Podkreślił, że Ukraina znajduje się pod bardzo niesprawiedliwym, agresywnym i nieuzasadnionym atakiem.
«Dlatego nic nie zepsuje naszej współpracy z Ukrainą, niezależnie od tego, jaka kwota zostanie zaoferowana, nasze stanowisko w tej sprawie jest jasne» - powiedział Bayraktar.
Dla przypomnienia, prezydent rosji vladimir putin zaproponował wcześniej przywódcy Turcji Recepowi Tayyipowi Erdoganowi uruchomienie w rosji produkcji dronów uderzeniowych Bayraktar.
Prezes Baykar Makina Haluk Bayraktar potwierdził, że przygotowania do budowy zakładu produkcji dronów w Ukrainie przebiegają zgodnie z harmonogramem.

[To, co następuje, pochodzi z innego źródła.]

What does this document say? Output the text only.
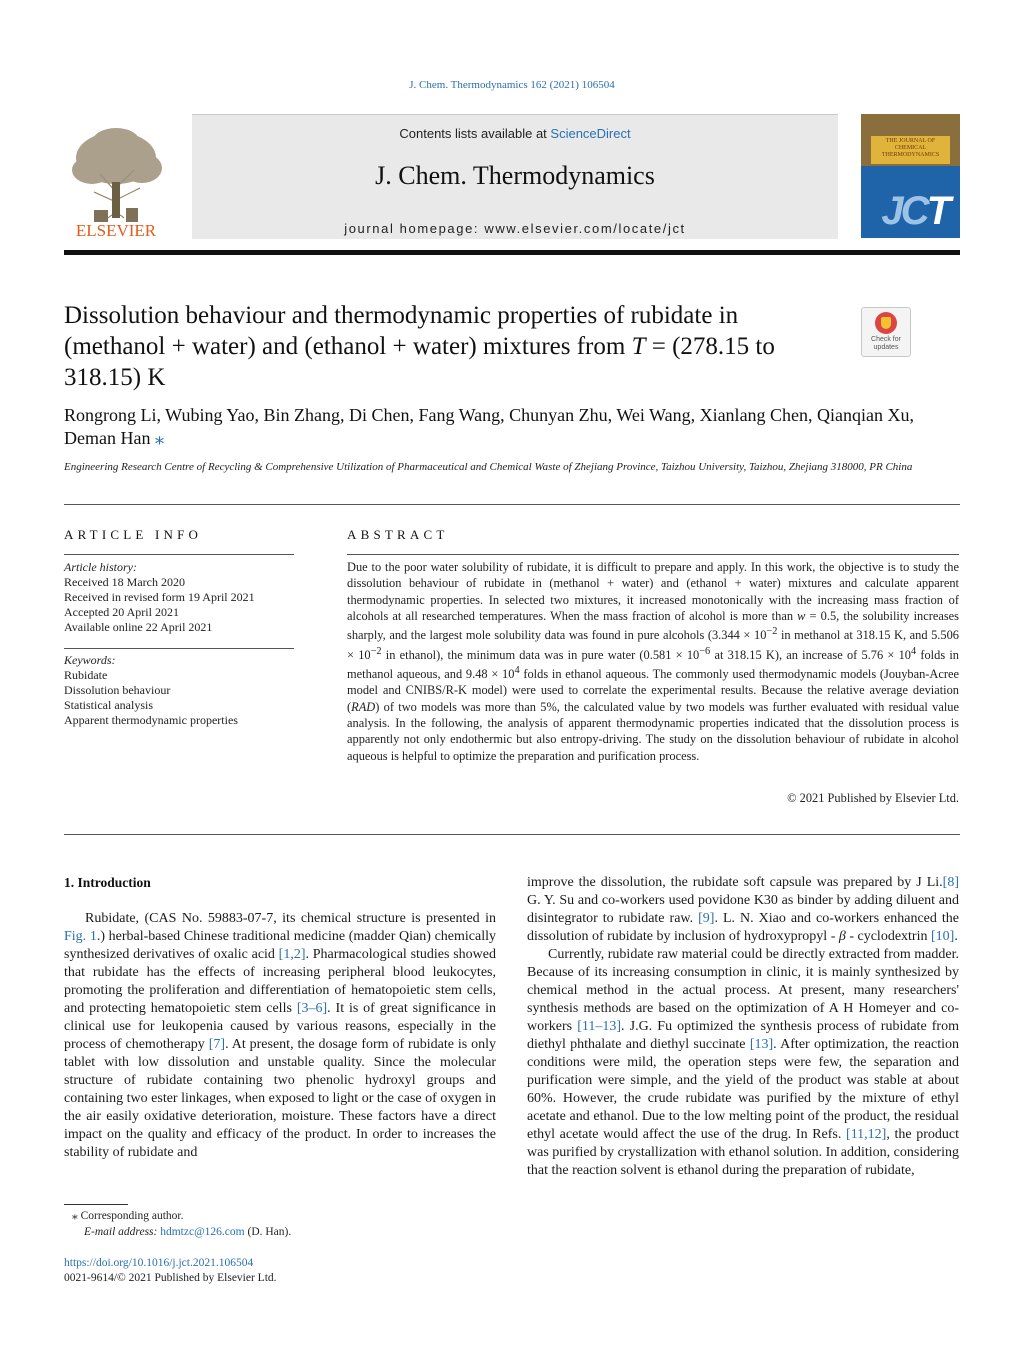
J. Chem. Thermodynamics 162 (2021) 106504
ELSEVIER
Contents lists available at ScienceDirect
J. Chem. Thermodynamics
journal homepage: www.elsevier.com/locate/jct
THE JOURNAL OF CHEMICAL THERMODYNAMICS
JCT
Dissolution behaviour and thermodynamic properties of rubidate in (methanol + water) and (ethanol + water) mixtures from T = (278.15 to 318.15) K
Check for updates
Rongrong Li, Wubing Yao, Bin Zhang, Di Chen, Fang Wang, Chunyan Zhu, Wei Wang, Xianlang Chen, Qianqian Xu, Deman Han ⁎
Engineering Research Centre of Recycling & Comprehensive Utilization of Pharmaceutical and Chemical Waste of Zhejiang Province, Taizhou University, Taizhou, Zhejiang 318000, PR China
ARTICLE INFO	ABSTRACT
Article history:
Received 18 March 2020
Received in revised form 19 April 2021
Accepted 20 April 2021
Available online 22 April 2021
Keywords:
Rubidate
Dissolution behaviour
Statistical analysis
Apparent thermodynamic properties
Due to the poor water solubility of rubidate, it is difficult to prepare and apply. In this work, the objective is to study the dissolution behaviour of rubidate in (methanol + water) and (ethanol + water) mixtures and calculate apparent thermodynamic properties. In selected two mixtures, it increased monotonically with the increasing mass fraction of alcohols at all researched temperatures. When the mass fraction of alcohol is more than w = 0.5, the solubility increases sharply, and the largest mole solubility data was found in pure alcohols ($3.344 \times 10^{-2}$ in methanol at 318.15 K, and $5.506 \times 10^{-2}$ in ethanol), the minimum data was in pure water ($0.581 \times 10^{-6}$ at 318.15 K), an increase of $5.76 \times 10^4$ folds in methanol aqueous, and $9.48 \times 10^4$ folds in ethanol aqueous. The commonly used thermodynamic models (Jouyban-Acree model and CNIBS/R-K model) were used to correlate the experimental results. Because the relative average deviation (RAD) of two models was more than 5%, the calculated value by two models was further evaluated with residual value analysis. In the following, the analysis of apparent thermodynamic properties indicated that the dissolution process is apparently not only endothermic but also entropy-driving. The study on the dissolution behaviour of rubidate in alcohol aqueous is helpful to optimize the preparation and purification process.
© 2021 Published by Elsevier Ltd.
1. Introduction

Rubidate, (CAS No. 59883-07-7, its chemical structure is presented in Fig. 1.) herbal-based Chinese traditional medicine (madder Qian) chemically synthesized derivatives of oxalic acid [1,2]. Pharmacological studies showed that rubidate has the effects of increasing peripheral blood leukocytes, promoting the proliferation and differentiation of hematopoietic stem cells, and protecting hematopoietic stem cells [3–6]. It is of great significance in clinical use for leukopenia caused by various reasons, especially in the process of chemotherapy [7]. At present, the dosage form of rubidate is only tablet with low dissolution and unstable quality. Since the molecular structure of rubidate containing two phenolic hydroxyl groups and containing two ester linkages, when exposed to light or the case of oxygen in the air easily oxidative deterioration, moisture. These factors have a direct impact on the quality and efficacy of the product. In order to increases the stability of rubidate and

improve the dissolution, the rubidate soft capsule was prepared by J Li.[8] G. Y. Su and co-workers used povidone K30 as binder by adding diluent and disintegrator to rubidate raw. [9]. L. N. Xiao and co-workers enhanced the dissolution of rubidate by inclusion of hydroxypropyl - β - cyclodextrin [10].

Currently, rubidate raw material could be directly extracted from madder. Because of its increasing consumption in clinic, it is mainly synthesized by chemical method in the actual process. At present, many researchers' synthesis methods are based on the optimization of A H Homeyer and co-workers [11–13]. J.G. Fu optimized the synthesis process of rubidate from diethyl phthalate and diethyl succinate [13]. After optimization, the reaction conditions were mild, the operation steps were few, the separation and purification were simple, and the yield of the product was stable at about 60%. However, the crude rubidate was purified by the mixture of ethyl acetate and ethanol. Due to the low melting point of the product, the residual ethyl acetate would affect the use of the drug. In Refs. [11,12], the product was purified by crystallization with ethanol solution. In addition, considering that the reaction solvent is ethanol during the preparation of rubidate,

⁎ Corresponding author.
E-mail address: hdmtzc@126.com (D. Han).
https://doi.org/10.1016/j.jct.2021.106504
0021-9614/© 2021 Published by Elsevier Ltd.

Wcześniej pisaliśmy też, że Turcja podziwiała dążenie Ukraińców do pozyskania Bayraktarów dla Sił Zbrojnych Ukrainy własnymi siłami i śledziła proces zbiórki od pierwszego postu na portalach społecznościowych.
Przypomnimy też, że Litwa uzgodniła z tureckim producentem dronów bojowych Bayraktar przekazanie Ukrainie dodatkowej amunicji.